This is not working for me. I have tried str_detect as well as straightforward relational operator '='. But I still always get either the very first result for all observations "Arts & Letters" or the very last in the else block "Interdisciplinary Majors." Occasionally I get the warning messages "the condition has length > 1 and only the first element will be used" and another one based on object length.

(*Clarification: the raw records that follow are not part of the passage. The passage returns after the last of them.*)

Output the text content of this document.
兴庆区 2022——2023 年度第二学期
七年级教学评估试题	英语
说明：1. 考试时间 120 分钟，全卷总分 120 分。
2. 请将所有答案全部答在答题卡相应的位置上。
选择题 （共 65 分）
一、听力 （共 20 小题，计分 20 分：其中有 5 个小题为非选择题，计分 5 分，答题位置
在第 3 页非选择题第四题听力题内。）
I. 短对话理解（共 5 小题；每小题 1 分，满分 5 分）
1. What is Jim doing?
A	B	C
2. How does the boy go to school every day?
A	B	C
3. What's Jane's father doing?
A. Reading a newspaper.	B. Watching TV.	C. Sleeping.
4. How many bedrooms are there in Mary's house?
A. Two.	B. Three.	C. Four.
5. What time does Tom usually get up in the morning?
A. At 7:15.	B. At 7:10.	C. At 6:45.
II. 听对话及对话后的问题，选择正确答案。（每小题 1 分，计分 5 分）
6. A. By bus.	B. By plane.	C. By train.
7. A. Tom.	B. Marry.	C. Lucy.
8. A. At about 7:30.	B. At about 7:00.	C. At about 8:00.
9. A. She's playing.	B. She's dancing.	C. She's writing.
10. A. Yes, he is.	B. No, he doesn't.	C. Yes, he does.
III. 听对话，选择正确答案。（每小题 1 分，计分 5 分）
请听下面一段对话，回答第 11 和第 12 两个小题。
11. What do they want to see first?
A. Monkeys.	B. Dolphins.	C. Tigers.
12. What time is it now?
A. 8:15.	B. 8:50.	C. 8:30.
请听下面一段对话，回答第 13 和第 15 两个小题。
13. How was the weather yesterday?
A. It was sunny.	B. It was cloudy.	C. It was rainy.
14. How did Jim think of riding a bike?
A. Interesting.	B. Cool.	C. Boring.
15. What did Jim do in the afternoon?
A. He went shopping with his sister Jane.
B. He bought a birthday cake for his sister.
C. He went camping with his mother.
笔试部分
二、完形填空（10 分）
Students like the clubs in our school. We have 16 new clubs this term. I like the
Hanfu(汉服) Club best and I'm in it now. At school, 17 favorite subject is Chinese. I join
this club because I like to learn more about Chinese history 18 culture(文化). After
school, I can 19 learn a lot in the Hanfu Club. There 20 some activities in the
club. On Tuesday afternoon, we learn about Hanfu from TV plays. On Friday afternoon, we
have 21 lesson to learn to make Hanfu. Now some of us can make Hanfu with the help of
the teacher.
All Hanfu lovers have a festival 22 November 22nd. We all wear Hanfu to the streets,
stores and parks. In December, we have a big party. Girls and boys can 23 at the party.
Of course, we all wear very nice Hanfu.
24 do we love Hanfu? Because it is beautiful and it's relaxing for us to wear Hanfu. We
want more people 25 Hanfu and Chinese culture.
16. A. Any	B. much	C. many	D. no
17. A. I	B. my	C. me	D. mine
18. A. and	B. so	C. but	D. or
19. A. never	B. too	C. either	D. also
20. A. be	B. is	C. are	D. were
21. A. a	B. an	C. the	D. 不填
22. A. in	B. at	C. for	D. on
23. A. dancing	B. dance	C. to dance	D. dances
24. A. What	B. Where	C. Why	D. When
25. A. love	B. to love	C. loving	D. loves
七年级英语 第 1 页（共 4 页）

I don't know how to return exactly what I want.

Here is a sample input:

checkins.clean <- data.frame("SN" = 1:2, "Name" = c("John", "Dora"), "Major" = c("Computer Science", "English"))

I would need an output that looks like this:

output <- data.frame("SN" = 1:2, "Name" = c("John", "Dora"), "Major" = c("Computer Science", "English"), "School" = c("Science & Mathematics", "Arts & Letters"))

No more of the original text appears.